В Дашином возрасте Екатерина Ивановна считалась уже пожилой, на вечерах чинно сидела у стеночки, хотя так хотелось потанцевать, а потом и не хотелось уже, потому что, опять же, — старая. Да и вечера были какими-то невеселыми: с обстоятельными докладами, серьезными академическими концертами, будто грех веселиться в свой торжественный день, будто есть в веселье что-то, этот день снижающее. Изнурительные, до позднего вечера сидения на работе — в Кремле, в кабинете вождя, видите ли, горит свет, — долгие собрания с одинаковыми, тоже долгими речами, бесконечные ссылки во всем и всегда на Сталина, Сталина, Сталина, даже дети хором кричали: "Спасибо товарищу Сталину за наше счастливое детство!" Как же тут не согнуться, не постареть до поры, не растерять ощущение жизни, ее вечную новизну?
Радость в те суровые времена душилась в зародыше: на каждый праздник — по траурной дате. Почему-то всенародно отмечались не первая русская революция, а Кровавое воскресенье, да еще со всеми подробностями, угнетающими душу деталями, не день рождения Ленина, а день его смерти — звучали и звучали по радио, надрывая сердце, траурные мелодии. Только в пятидесятых было принято специальное постановление: праздновать двадцать второе апреля как день создания вечно живого учения — и тем отдавать дань памяти Ленину.
Война отняла у сотен женщин мужей, девушки, не успевшие к сорок первому создать семью, так и остались без пары — к сорок пятому подросло новое поколение невест, диспропорция мужчин и женщин оказалась огромной, трагической. Но все равно: любые отношения вне брака считались неприличными и осуждались безжалостно. Порядочная женщина должна жить одна — работать и растить детей, если ей повезло и есть дети, — так предлагалось. Не все, конечно, принимали эту, противную природе, схему, но в таком случае вступало в свои права общественное мнение. Радостная? Счастливая? Как-то устроившая свою личную жизнь? Не дай бог кокетливая? Значит, пуста, легкомысленна, чуть ли не опасна для общества, устремленного к великим свершениям. Любовь, загнанная на задворки массового сознания, — может, потому, что неизменно освобождает личность? — мужественно противостояла жестокости и фарисейству, но и она уже уставала.
Вот и жили без мужчин одинокие женщины, стиснув зубы, тоскливо дожидаясь старости, торопя ее, чтоб не мучиться, раздраженно воспитывая детей, а потом расплачиваясь за высокую мораль тяжелейшими нервными срывами. Нет, все-таки нам повезло…
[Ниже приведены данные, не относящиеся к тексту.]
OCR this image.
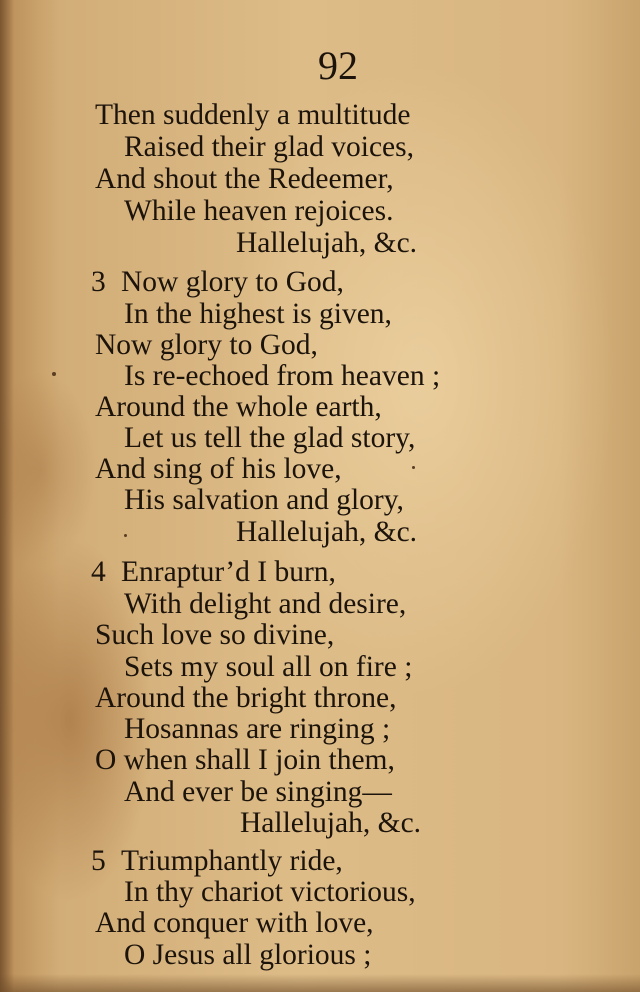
92
Then suddenly a multitude
Raised their glad voices,
And shout the Redeemer,
While heaven rejoices.
Hallelujah, &c.
3 Now glory to God,
In the highest is given,
Now glory to God,
Is re-echoed from heaven ;
Around the whole earth,
Let us tell the glad story,
And sing of his love,
His salvation and glory,
Hallelujah, &c.
4 Enraptur’d I burn,
With delight and desire,
Such love so divine,
Sets my soul all on fire ;
Around the bright throne,
Hosannas are ringing ;
O when shall I join them,
And ever be singing—
Hallelujah, &c.
5 Triumphantly ride,
In thy chariot victorious,
And conquer with love,
O Jesus all glorious ;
Даша встает, машинально продолжает уборку. Летят в ведро старые ручки, газетные вырезки — сплошь шестнадцатая полоса "Литературки", — дряхлые карты древнего мира, самодельные словарики английских слов, со старанием начатые и через месяц брошенные. Но все делается машинально, все мысли о тетради в дальнем углу среднего ящика.
С трудом дожидается она дочери. Рабочие планы на сегодняшний вечер зачеркнуты, продумана только завтрашняя лекция, остальное все передвинуто. И вот вечерний, вдвоем, разговор. Галя притащила подушку, пристроилась под бочок к маме. Они лежат, накрыв ноги пледом, и философствуют — о литературе и музыке, об искусстве. Даша осторожно приближается к тому, что тревожит: рассказывает о поздней, тяжелой любви Тютчева.
— Знаешь, как бывает, мучают как раз тех, кого любят, мучают их и страдают сами. У него даже стихи есть такие: "Ах, как убийственно мы любим…" Тютчев выстрадал эти слова: замучил ведь и себя, и любимую женщину. И смерти ее себе не простил, не успокоился до конца своих дней — метался по свету и горевал, горевал… И все-таки любовь, чунечка, великое благо…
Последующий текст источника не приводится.